The monotonous sound of the wheels and the hooves faded into the mist. A loudkraaw kraawstartled me, and I peeked out. A metal fence with spikes stretched endlessly, and the carriage passed through a rusty gate, shaking over the uneven cobblestones. Leafless trees entwined in a dark canopy above us. The early spring hadn’t arrived here yet.

A specter emerged from the fog—a living cadaver reaching for us with a bony hand from the grave. It was a woman with pale lips, haunted eyes marked by dark circles, and tattered clothing. She cradled a bundle of rags close to her heart as if it were a child. Heavy shackles hung on her ankles, and I shuddered, noticing that her feet were bare.

“What is this place, Arthur? What are you going to do?” It was pointless to control my shaking. My whole body was trembling in terror, for I knew the answer too well.

“Something I should have done long ago, Daphne,” he rasped. “Something I was postponing since you murdered our parents.”

The carriage shook, stopping abruptly, and the door opened. Two short, strong women in white aprons and bonnets peeked in, their pristine, starched attire sprinkled with fine crimson droplets. Blood that clearly wasn’t theirs. My eyes darted from the strangers to my brother and back.

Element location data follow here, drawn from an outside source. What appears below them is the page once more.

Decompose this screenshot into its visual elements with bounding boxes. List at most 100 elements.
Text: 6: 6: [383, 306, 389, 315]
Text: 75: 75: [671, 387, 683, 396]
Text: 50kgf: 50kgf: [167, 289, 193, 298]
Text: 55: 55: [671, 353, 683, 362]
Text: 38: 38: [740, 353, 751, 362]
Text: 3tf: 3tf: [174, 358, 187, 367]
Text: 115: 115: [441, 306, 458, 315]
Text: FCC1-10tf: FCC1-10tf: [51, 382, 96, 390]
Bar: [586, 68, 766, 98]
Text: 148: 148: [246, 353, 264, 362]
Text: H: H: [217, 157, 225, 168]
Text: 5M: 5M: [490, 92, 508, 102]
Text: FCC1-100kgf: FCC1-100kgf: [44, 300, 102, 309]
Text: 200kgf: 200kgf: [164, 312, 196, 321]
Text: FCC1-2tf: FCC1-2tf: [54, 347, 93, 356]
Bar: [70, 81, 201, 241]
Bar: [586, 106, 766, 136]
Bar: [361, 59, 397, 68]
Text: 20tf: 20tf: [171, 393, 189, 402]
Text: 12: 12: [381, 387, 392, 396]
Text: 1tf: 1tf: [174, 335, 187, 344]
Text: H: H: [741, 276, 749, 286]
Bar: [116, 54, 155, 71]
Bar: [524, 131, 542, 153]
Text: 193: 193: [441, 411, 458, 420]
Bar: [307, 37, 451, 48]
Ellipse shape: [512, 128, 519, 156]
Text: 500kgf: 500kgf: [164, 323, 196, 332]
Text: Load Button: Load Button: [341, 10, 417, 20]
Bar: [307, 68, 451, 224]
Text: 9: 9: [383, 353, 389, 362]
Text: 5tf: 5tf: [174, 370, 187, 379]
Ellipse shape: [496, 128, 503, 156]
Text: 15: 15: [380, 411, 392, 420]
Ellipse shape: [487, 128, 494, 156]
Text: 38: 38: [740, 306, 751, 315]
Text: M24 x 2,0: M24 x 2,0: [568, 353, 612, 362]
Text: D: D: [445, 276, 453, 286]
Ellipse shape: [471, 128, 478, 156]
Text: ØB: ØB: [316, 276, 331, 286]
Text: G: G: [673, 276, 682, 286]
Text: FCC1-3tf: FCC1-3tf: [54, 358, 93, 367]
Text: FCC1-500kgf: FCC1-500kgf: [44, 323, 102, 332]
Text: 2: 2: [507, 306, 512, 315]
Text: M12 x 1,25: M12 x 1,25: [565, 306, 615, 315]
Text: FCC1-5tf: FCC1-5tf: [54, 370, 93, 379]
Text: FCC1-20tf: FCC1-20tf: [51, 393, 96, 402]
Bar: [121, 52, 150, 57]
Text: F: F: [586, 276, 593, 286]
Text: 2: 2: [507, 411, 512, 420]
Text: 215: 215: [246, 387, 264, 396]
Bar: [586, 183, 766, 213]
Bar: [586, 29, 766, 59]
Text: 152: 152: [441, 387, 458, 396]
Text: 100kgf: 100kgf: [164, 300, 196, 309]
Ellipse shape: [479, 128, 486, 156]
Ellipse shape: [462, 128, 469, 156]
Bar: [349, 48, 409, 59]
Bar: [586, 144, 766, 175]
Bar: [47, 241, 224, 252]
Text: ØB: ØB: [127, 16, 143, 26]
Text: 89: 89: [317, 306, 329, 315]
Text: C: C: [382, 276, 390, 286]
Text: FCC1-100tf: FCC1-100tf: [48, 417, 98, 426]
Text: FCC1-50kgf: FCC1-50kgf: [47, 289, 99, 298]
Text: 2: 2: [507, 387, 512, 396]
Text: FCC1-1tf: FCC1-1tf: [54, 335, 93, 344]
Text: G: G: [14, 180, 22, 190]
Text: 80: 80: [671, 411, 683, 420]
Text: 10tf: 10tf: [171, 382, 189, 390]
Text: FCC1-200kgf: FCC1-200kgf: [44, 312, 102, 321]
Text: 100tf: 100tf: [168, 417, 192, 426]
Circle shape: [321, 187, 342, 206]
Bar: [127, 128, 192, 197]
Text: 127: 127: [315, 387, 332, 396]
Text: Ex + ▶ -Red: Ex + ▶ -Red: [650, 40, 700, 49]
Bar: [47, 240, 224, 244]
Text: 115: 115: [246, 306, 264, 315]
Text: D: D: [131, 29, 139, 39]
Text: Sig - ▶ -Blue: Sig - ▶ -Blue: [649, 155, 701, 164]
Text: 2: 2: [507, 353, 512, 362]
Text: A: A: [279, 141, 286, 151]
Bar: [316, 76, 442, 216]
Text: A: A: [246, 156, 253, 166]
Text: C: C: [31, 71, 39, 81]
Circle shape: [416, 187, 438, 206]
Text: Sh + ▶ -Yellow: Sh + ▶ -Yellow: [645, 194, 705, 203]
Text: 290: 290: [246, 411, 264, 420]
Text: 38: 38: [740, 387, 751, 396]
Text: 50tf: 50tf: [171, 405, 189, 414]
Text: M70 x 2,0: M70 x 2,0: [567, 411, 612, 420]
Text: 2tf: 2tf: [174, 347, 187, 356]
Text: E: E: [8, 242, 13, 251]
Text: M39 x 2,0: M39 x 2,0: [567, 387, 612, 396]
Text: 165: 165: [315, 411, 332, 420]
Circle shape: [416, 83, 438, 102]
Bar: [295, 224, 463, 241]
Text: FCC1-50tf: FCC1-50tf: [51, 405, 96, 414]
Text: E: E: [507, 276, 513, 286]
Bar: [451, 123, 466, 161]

“Be careful!” Arthur warned. “She’ll fight. She always does.”

For once, I agreed with him, for I knew very well that as soon as this door locked behind me, I’d be as good as dead. Better take a clean way out. Kicking, pushing, and biting didn’t help much. The older nurse, with a terrifyingly strong grip forged by decades of experience, got me in a chokehold. Back dots danced before my eyes. I was suffocating in the smell of bleach and cheap meals from her apron while the other one shoved me into something—

“Let me go!” I screamed. It was a restraining jacket.

No, he couldn’t just—

“Doctor Vexley awaits you in his office, Lord Draymoore,” the younger said, her voice not even shaking.

“Let me go!” I cried, my lungs burning with the effort. Something hard was stuffed into my mouth and fastened at the back of my head, cutting off my scream.

Then they dragged me up the stairs into the cold grey building.